The RBI eventually gave Sahara a reprieve, allowing it to accept fresh deposits but with a maximum maturity of three years, subject to half its directors being RBI nominees and the group appointing statutory auditors from the RBI’s list of auditors. Under the plan agreed between the two, Sahara is to wind down its deposit-taking activities by June 30, 2015. If this turnaround wasn’t explained, what happened a month later was even more curious — Sahara came out with a series of advertisements claiming it had invested all its deposits in accordance with RBI guidelines and, indeed, its capital adequacy was much higher than what the RBI mandates.
The RBI has not responded to Sahara’s advertisement; perhaps it does not need to, since it has put in place a mechanism to ensure an orderly wind-down for Sahara, and the presence of independent directors will ensure that everything goes according to plan. But if the past is anything to go by, ensuring that the plan works will require effort. Take almost any company that has been accused of misusing funds in the past and most of them would have had statutory auditors of repute and independent directors nominated by the banks and financial institutions that had lent them money. While little can be said for why statutory auditors have not caught blatant fraud in the past, the failure of independent directors is easier to explain. As the experience in the US sub-prime crisis shows, even countries which have and old and fine traditions of vigilant boards find that a company’s management has many ways in which to keep boards in the dark — Enron, for instance, created off-balance sheet subsidiaries.

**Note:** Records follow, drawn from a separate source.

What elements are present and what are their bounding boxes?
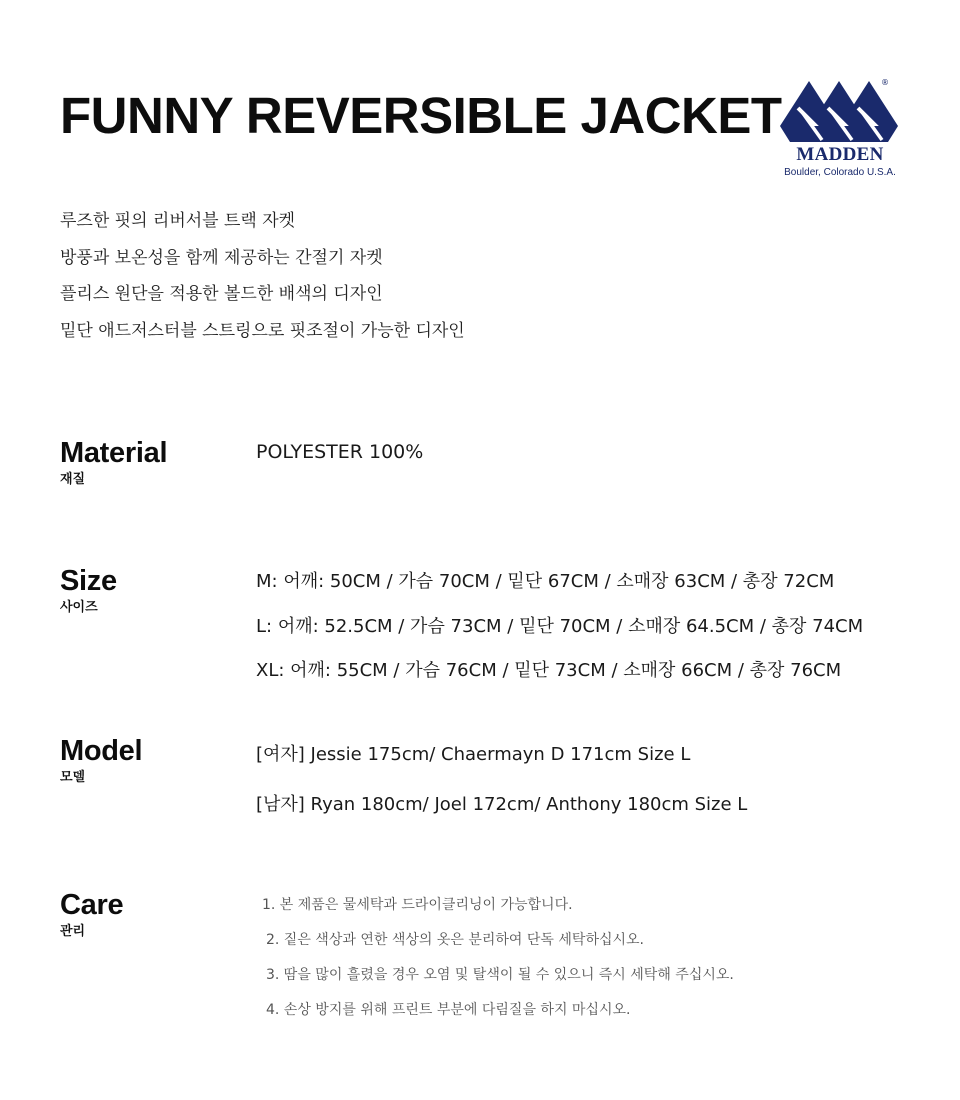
size-row: L: 어깨: 52.5CM / 가슴 73CM / 밑단 70CM / 소매장 64.5CM / 총장 74CM bbox=[256, 615, 864, 637]
madden-logo bbox=[778, 78, 902, 182]
description-line: 플리스 원단을 적용한 볼드한 배색의 디자인 bbox=[60, 284, 383, 304]
size-table bbox=[256, 560, 863, 694]
size-row: XL: 어깨: 55CM / 가슴 76CM / 밑단 73CM / 소매장 66CM / 총장 76CM bbox=[256, 660, 842, 681]
brand-location: Boulder, Colorado U.S.A. bbox=[784, 167, 896, 178]
model-row: [여자] Jessie 175cm/ Chaermayn D 171cm Size L bbox=[256, 744, 691, 765]
material-text: POLYESTER 100% bbox=[256, 441, 424, 463]
size-row: M: 어깨: 50CM / 가슴 70CM / 밑단 67CM / 소매장 63CM / 총장 72CM bbox=[256, 571, 835, 592]
description-line: 루즈한 핏의 리버서블 트랙 자켓 bbox=[60, 211, 296, 231]
material-value bbox=[256, 437, 423, 467]
model-info bbox=[256, 730, 747, 830]
material-label-en: Material bbox=[60, 437, 168, 469]
care-label bbox=[60, 888, 123, 941]
care-item: 1. 본 제품은 물세탁과 드라이클리닝이 가능합니다. bbox=[262, 897, 573, 913]
registered-mark: ® bbox=[881, 78, 889, 87]
model-label-ko: 모델 bbox=[60, 770, 86, 785]
size-label bbox=[60, 564, 117, 617]
care-label-ko: 관리 bbox=[60, 924, 86, 939]
brand-name: MADDEN bbox=[796, 144, 884, 165]
product-description bbox=[60, 203, 465, 349]
description-line: 밑단 애드저스터블 스트링으로 핏조절이 가능한 디자인 bbox=[60, 320, 465, 341]
care-instructions bbox=[262, 888, 734, 1028]
mountain-logo-icon bbox=[778, 78, 902, 144]
model-label bbox=[60, 734, 142, 787]
description-line: 방풍과 보온성을 함께 제공하는 간절기 자켓 bbox=[60, 247, 383, 268]
product-title: FUNNY REVERSIBLE JACKET bbox=[60, 87, 782, 144]
size-label-ko: 사이즈 bbox=[60, 600, 98, 615]
care-item: 3. 땀을 많이 흘렸을 경우 오염 및 탈색이 될 수 있으니 즉시 세탁해 주십시오. bbox=[266, 967, 734, 983]
material-label bbox=[60, 436, 167, 489]
material-label-ko: 재질 bbox=[60, 472, 86, 487]
care-item: 4. 손상 방지를 위해 프린트 부분에 다림질을 하지 마십시오. bbox=[266, 1002, 631, 1018]
care-item: 2. 짙은 색상과 연한 색상의 옷은 분리하여 단독 세탁하십시오. bbox=[266, 932, 644, 948]
model-row: [남자] Ryan 180cm/ Joel 172cm/ Anthony 180cm Size L bbox=[256, 794, 748, 815]
model-label-en: Model bbox=[60, 735, 143, 767]
care-label-en: Care bbox=[60, 889, 124, 921]
size-label-en: Size bbox=[60, 565, 117, 597]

In any case, independent directors who don’t have a stake in the company whose board they adorn, are not the most active of watchdogs. Board meetings are often brief and need not be more than once a quarter, the issues that have to be statutorily brought before a board are easily dealt with, and that leaves company managements a great deal of leeway to do with the business as they please. In short, if it is the RBI’s belief that the Sahara management is into dodgy business practices and that it should not therefore be taking money from the public, then the insistence that half of Sahara’s board of directors comprises individuals acceptable to the RBI may lull it into a false sense of complacence.